Navarr regarded Gaston for a moment. He noticed the other man seemed less fidgety than what he had been before, and he was glad for it. However, as much as he wanted to push forward and find the wererat that got away, Navarr also knew he needed to look out for Gaston’s safety and make sure he arrived safely to the Queen as ordered. He had already taken a great risk by leading the Duke into the secret passage from their room in the inn. Hindsight being what it was, Navarr knew he shouldn’t have done that, but his curiosity of the unknown had gotten the better of him.
“We should probably head back to the inn,” Navarr said. “Where there are a few wererats I’m certain there are probably more to be found. And we’re wandering around in catacombs they probably know very well.”
“I wouldn’t mind pressing on, actually. Mon Dieu, I probably wouldn’t have said that twenty minutes ago, but I admit I wouldn’t mind seeing this through to the end, bloody as it may be.”
“I don’t necessarily disagree, but check your lantern and I’m sure you’ll find we’re low on oil.

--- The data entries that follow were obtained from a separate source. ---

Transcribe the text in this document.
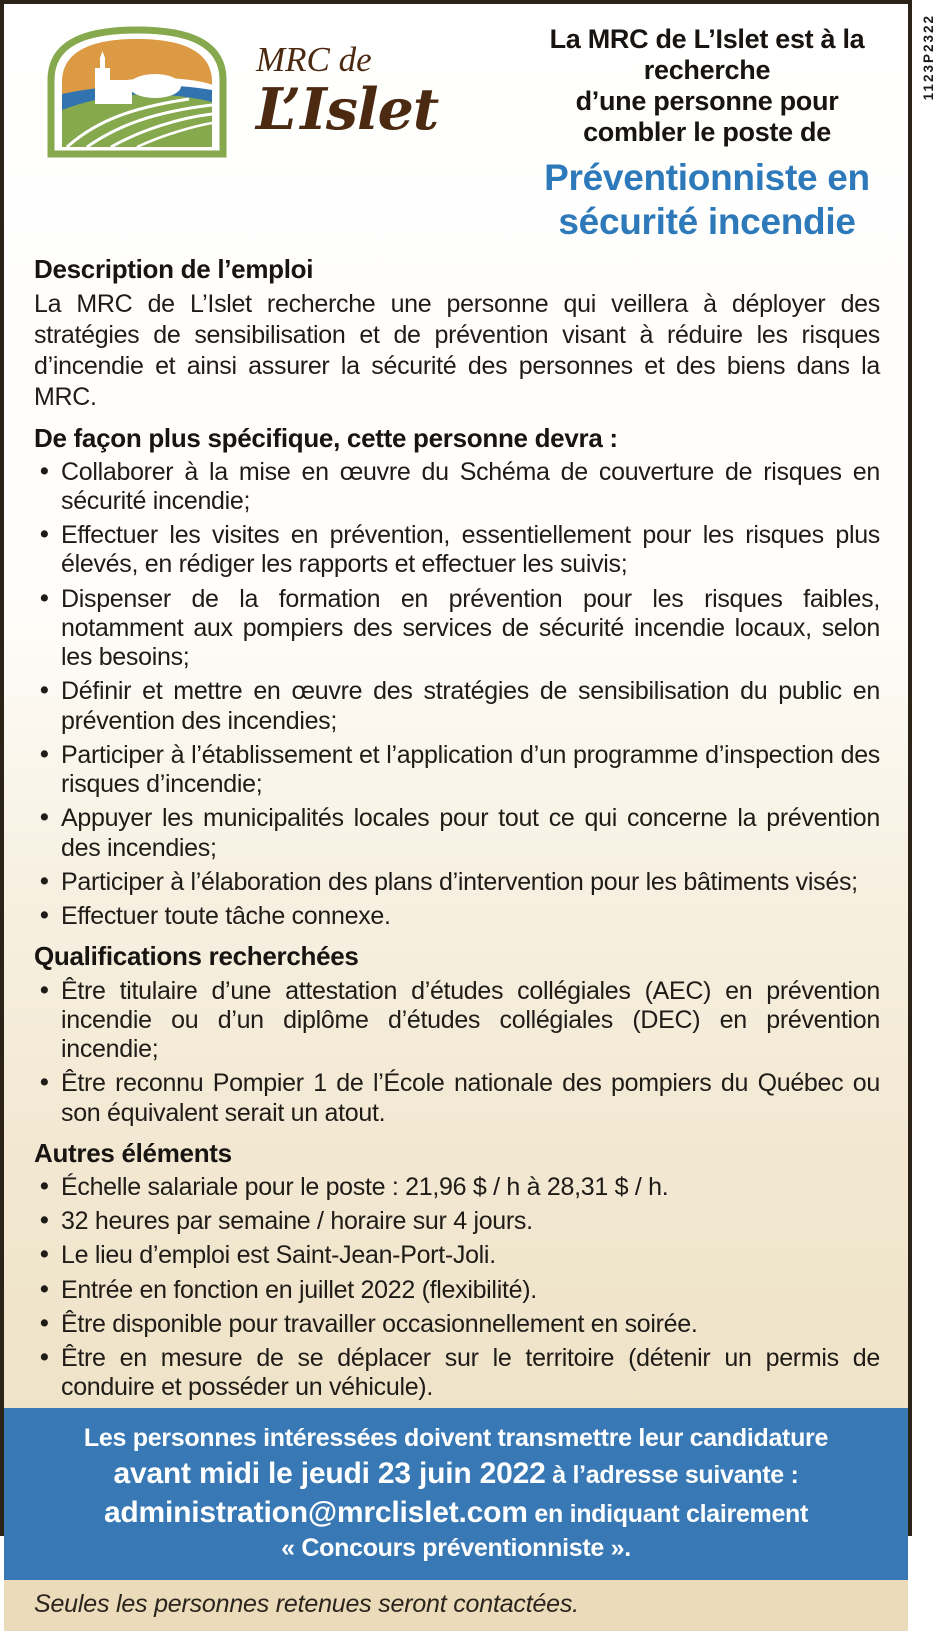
MRC de
L’Islet
La MRC de L’Islet est à la recherche
d’une personne pour combler le poste de
Préventionniste en
sécurité incendie
Description de l’emploi

La MRC de L’Islet recherche une personne qui veillera à déployer des stratégies de sensibilisation et de prévention visant à réduire les risques d’incendie et ainsi assurer la sécurité des personnes et des biens dans la MRC.

De façon plus spécifique, cette personne devra :
• Collaborer à la mise en œuvre du Schéma de couverture de risques en sécurité incendie;
• Effectuer les visites en prévention, essentiellement pour les risques plus élevés, en rédiger les rapports et effectuer les suivis;
• Dispenser de la formation en prévention pour les risques faibles, notamment aux pompiers des services de sécurité incendie locaux, selon les besoins;
• Définir et mettre en œuvre des stratégies de sensibilisation du public en prévention des incendies;
• Participer à l’établissement et l’application d’un programme d’inspection des risques d’incendie;
• Appuyer les municipalités locales pour tout ce qui concerne la prévention des incendies;
• Participer à l’élaboration des plans d’intervention pour les bâtiments visés;
• Effectuer toute tâche connexe.
Qualifications recherchées
• Être titulaire d’une attestation d’études collégiales (AEC) en prévention incendie ou d’un diplôme d’études collégiales (DEC) en prévention incendie;
• Être reconnu Pompier 1 de l’École nationale des pompiers du Québec ou son équivalent serait un atout.
Autres éléments
• Échelle salariale pour le poste : 21,96 $ / h à 28,31 $ / h.
• 32 heures par semaine / horaire sur 4 jours.
• Le lieu d’emploi est Saint-Jean-Port-Joli.
• Entrée en fonction en juillet 2022 (flexibilité).
• Être disponible pour travailler occasionnellement en soirée.
• Être en mesure de se déplacer sur le territoire (détenir un permis de conduire et posséder un véhicule).
Les personnes intéressées doivent transmettre leur candidature
avant midi le jeudi 23 juin 2022 à l’adresse suivante :
administration@mrclislet.com en indiquant clairement
« Concours préventionniste ».
Seules les personnes retenues seront contactées.
1123P2322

Once this torch goes out and the oil burns out we’ll be in total darkness. And though those wererats were carrying torches with them, I can’t help but wonder if they have good enough vision or an awareness that lets them get around in the dark.”
“What do you mean?”
“Don’t forget that the one you shot whose blood trail we are following ran into the passageway without any light. His blood trail is deliberate, and does not in any way indicate he is stumbling along through the darkness.”
Gaston paled slightly at the thought of being caught in the catacombs in complete darkness, with wererats that could see easily enough. He looked at the rats scurrying around the edges of the room and realized they must be able to see somewhat in the blackness of the catacombs, why not a wererat? “Do you suppose in human form they need light just as a man would, but in their wererat form they can see well enough?”
“I don’t know how well they can see in the dark, but it would seem better than we can.”
“Then I’ve changed my mind,” Gaston replied skittishly. “Let’s make haste and remove ourselves from this tomb. We’ll confront the innkeeper then report this entire matter to the local guard captain or provost marshal – let them deal with it!”
Navarr nodded in agreement and was about to start following the blood trail back the way they had came, when suddenly he and Gaston began to hear the sounds of booted feet echoing in two other passageways that led into the chamber. It was the distinctive sound of boot heels clicking loudly on the stone floor, and they rapidly approached.
“This isn’t going to be good,” Gaston grimaced.
Then both men noticed inc
reasing amounts of light coming from the echoing passageways.
“Back the way we came,” Navarr ordered and pointed with his rapier. “Run!”